Amano la storia solo quando gli fa comodo. La storia della cittadinanza italiana, ad esempio, è un racconto di cambiamenti graduali e, talvolta, repentini che andrebbe studiata per bene. Un’analisi di Pagella politica rivela come, nel corso di oltre un secolo, l’Italia abbia modificato significativamente i criteri per concedere la cittadinanza, passando da un approccio relativamente aperto a uno decisamente più restrittivo.
Da Giolitti al Fascismo: un secolo di apertura
Inizia tutto nel 1912, quando l’Italia era ancora un regno e Giovanni Giolitti guidava il governo. In quell’anno venne emanata una legge che avrebbe regolato la concessione della cittadinanza per i successivi ottant’anni. Le sue disposizioni erano sorprendentemente liberali per l’epoca: bastava risiedere in Italia per soli cinque anni per poter richiedere la cittadinanza. Anzi, in alcuni casi speciali, come per chi avesse reso “notevoli servigi all’Italia” o avesse sposato una cittadina italiana questo periodo si riduceva addirittura a tre anni. La legge sopravvive pressoché intatta anche durante il ventennio fascista. Nel 1934, il regime apportò alcune modifiche, ma i criteri fondamentali rimasero invariati.

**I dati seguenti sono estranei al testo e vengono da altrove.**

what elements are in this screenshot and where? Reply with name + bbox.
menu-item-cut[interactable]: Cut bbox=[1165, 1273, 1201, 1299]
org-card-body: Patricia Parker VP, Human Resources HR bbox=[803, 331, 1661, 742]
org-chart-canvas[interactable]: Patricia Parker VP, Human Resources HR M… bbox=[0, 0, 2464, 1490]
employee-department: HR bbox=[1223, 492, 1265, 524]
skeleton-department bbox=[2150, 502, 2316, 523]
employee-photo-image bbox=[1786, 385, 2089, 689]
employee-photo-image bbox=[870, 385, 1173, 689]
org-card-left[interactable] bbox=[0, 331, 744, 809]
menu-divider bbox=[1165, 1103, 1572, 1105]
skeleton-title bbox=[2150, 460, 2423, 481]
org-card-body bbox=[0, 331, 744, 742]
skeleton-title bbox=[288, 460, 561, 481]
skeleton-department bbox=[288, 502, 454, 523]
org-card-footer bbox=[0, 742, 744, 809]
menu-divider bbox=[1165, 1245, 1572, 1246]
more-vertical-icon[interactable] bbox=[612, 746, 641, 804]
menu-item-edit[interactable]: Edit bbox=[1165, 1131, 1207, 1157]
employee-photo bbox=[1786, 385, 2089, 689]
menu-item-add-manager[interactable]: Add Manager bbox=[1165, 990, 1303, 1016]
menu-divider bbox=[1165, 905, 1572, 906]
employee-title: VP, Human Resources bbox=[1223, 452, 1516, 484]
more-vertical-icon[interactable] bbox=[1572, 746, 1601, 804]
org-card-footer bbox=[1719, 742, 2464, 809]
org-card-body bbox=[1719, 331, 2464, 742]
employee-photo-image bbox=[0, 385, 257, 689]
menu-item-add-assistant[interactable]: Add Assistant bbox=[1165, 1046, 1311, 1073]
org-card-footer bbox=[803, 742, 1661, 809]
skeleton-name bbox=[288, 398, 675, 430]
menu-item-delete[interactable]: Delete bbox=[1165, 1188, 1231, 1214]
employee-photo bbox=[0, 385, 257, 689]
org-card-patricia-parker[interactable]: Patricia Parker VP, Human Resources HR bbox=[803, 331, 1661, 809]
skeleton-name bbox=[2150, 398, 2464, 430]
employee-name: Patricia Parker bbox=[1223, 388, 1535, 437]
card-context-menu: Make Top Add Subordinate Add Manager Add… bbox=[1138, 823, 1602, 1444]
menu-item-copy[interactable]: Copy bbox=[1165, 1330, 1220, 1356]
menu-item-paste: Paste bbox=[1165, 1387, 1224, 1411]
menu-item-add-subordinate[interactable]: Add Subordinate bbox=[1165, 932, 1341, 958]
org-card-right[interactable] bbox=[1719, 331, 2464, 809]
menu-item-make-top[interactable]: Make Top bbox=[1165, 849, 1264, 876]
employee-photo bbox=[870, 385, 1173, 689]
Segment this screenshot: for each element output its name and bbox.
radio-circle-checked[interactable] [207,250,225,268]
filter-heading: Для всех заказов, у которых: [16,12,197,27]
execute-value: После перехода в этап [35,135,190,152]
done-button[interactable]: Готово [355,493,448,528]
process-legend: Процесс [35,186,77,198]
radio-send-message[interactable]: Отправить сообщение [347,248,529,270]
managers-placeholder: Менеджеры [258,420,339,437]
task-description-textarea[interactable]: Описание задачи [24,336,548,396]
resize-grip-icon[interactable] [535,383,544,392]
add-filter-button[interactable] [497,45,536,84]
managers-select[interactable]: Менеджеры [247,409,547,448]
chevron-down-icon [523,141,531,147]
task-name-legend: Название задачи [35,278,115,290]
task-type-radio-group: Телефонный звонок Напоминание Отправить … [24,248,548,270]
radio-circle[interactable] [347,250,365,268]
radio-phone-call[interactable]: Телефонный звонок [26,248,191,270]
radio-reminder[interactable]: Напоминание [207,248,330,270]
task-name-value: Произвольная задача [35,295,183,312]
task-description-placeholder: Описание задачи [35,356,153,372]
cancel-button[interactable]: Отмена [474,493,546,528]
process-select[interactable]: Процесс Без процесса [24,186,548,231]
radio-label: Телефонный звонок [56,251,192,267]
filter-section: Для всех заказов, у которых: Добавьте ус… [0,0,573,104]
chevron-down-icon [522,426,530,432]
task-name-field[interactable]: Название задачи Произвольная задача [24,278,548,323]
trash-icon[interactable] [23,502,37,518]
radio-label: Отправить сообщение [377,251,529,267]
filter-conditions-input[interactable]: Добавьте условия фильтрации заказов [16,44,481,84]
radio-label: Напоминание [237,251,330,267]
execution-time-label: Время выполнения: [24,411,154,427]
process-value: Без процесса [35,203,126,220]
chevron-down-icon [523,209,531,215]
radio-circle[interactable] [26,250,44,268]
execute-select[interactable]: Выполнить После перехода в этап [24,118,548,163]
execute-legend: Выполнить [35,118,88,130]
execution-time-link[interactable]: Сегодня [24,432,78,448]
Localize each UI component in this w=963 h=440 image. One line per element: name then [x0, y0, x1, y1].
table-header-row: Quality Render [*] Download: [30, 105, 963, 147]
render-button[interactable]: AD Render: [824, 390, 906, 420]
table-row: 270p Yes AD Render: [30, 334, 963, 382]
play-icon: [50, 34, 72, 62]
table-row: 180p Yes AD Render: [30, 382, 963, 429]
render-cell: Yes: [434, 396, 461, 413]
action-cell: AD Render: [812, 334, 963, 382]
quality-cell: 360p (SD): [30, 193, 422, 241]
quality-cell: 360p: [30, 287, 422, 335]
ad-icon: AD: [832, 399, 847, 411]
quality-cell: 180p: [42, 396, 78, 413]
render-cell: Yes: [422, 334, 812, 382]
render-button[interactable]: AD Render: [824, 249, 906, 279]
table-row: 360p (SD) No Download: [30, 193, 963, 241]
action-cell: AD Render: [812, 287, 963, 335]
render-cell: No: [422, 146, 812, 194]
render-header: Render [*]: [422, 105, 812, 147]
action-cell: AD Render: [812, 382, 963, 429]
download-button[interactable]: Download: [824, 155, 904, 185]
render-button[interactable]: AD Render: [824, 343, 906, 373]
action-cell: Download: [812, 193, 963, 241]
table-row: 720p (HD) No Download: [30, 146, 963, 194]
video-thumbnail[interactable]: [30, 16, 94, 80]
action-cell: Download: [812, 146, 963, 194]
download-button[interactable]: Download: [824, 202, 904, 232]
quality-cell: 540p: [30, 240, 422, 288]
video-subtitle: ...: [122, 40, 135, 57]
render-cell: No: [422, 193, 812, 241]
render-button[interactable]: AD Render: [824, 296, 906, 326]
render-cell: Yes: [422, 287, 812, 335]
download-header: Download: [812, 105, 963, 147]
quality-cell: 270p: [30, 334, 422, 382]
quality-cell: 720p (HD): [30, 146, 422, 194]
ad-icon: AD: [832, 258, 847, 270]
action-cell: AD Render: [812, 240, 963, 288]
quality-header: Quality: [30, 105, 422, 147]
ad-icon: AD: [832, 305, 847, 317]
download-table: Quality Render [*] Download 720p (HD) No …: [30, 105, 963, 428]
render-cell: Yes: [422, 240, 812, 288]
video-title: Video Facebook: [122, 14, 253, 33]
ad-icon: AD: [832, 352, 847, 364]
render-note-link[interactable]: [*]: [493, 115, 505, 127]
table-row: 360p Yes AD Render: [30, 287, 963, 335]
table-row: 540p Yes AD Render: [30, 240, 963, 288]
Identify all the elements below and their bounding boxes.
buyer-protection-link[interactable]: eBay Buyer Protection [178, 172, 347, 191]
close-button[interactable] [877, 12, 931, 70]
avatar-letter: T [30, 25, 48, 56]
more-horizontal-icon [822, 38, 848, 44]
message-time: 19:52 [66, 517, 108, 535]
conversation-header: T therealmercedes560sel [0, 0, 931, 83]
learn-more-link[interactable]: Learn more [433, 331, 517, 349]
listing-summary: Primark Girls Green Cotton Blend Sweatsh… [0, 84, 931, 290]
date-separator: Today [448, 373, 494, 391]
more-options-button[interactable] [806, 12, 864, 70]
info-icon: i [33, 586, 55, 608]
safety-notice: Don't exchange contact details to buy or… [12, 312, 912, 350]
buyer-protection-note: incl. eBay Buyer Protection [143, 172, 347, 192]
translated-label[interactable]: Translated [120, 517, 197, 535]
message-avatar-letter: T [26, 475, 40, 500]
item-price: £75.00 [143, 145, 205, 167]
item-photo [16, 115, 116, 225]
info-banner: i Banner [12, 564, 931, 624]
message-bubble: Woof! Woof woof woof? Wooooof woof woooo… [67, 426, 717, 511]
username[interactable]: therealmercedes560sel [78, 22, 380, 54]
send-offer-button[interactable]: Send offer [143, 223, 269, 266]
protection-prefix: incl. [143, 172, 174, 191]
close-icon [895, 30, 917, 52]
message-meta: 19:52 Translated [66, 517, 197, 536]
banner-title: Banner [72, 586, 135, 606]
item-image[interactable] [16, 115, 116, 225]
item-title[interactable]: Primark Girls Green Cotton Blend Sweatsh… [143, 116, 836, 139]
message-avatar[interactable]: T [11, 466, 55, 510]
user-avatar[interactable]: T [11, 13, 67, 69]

Gli anni ’70 e ’80 videro alcuni aggiustamenti alla legge, più che altro di natura tecnica. Nel 1977, con l’abbassamento della maggiore età a 18 anni, si adeguò anche l’età in cui i nati in Italia da genitori stranieri potevano richiedere la cittadinanza. Un cambiamento più sostanziale avvenne nel 1983, quando una sentenza della Corte costituzionale estese il diritto alla cittadinanza per nascita anche ai figli di madre italiana, correggendo una disparità di genere che durava da decenni.
1992: la svolta restrittiva nell’era dell’immigrazione
La vera svolta, tuttavia, arrivò nel 1992. In un’Italia che stava iniziando a confrontarsi con flussi migratori in aumento il Parlamento approvò una nuova legge sulla cittadinanza che avrebbe cambiato radicalmente le regole del gioco. Il requisito di residenza per gli stranieri non comunitari venne raddoppiato, passando da cinque a dieci anni. Solo per i cittadini dell’Unione Europea si mantenne il criterio dei cinque anni.
Per comprendere la portata di questo cambiamento basta guardare i numeri. Nel 1991, gli stranieri residenti in Italia erano circa 350.000, meno dell’1% della popolazione. Oggi, a distanza di tre decenni, sono quasi 5 milioni, rappresentando quasi il 9% dei residenti. Un aumento che ha trasformato il tessuto sociale del Paese innescando il gioco politico della xenofobia.
Nonostante i numerosi tentativi di riforma negli anni successivi, la legge del 1992 è rimasta sostanzialmente immutata. Ora il vento potrebbe cambiare. Il 24 settembre 2024, un comitato referendario ha annunciato di aver raccolto 500.000 firme per indire un referendum abrogativo. L’obiettivo? Riportare a cinque anni il periodo di residenza necessario per richiedere la cittadinanza, come era prima del 1992.
Se la Corte costituzionale darà il via libera, gli italiani potrebbero essere chiamati alle urne nel 2025 per decidere se tornare, in un certo senso, al passato. Un passato in cui diventare italiani era, almeno sulla carta, più semplice.
Il confronto è lampante: per ottant’anni, dal 1912 al 1992, bastavano cinque anni di residenza per poter chiedere di diventare italiani. Oggi ne servono dieci. Un raddoppio che riflette non solo un cambio di politica ma anche una diversa concezione dell’identità nazionale e dell’integrazione.
La storia della cittadinanza italiana è, in fondo, la storia di come il Paese si è visto e si vede nel contesto globale. Da nazione di emigranti a terra di immigrazione l’Italia ha dovuto e dovrà ancora confrontarsi con la questione di chi può chiamarsi italiano. Un dato è incontestabile: perfino i fascisti appaiono più liberali di qualcuno del giorno d’oggi.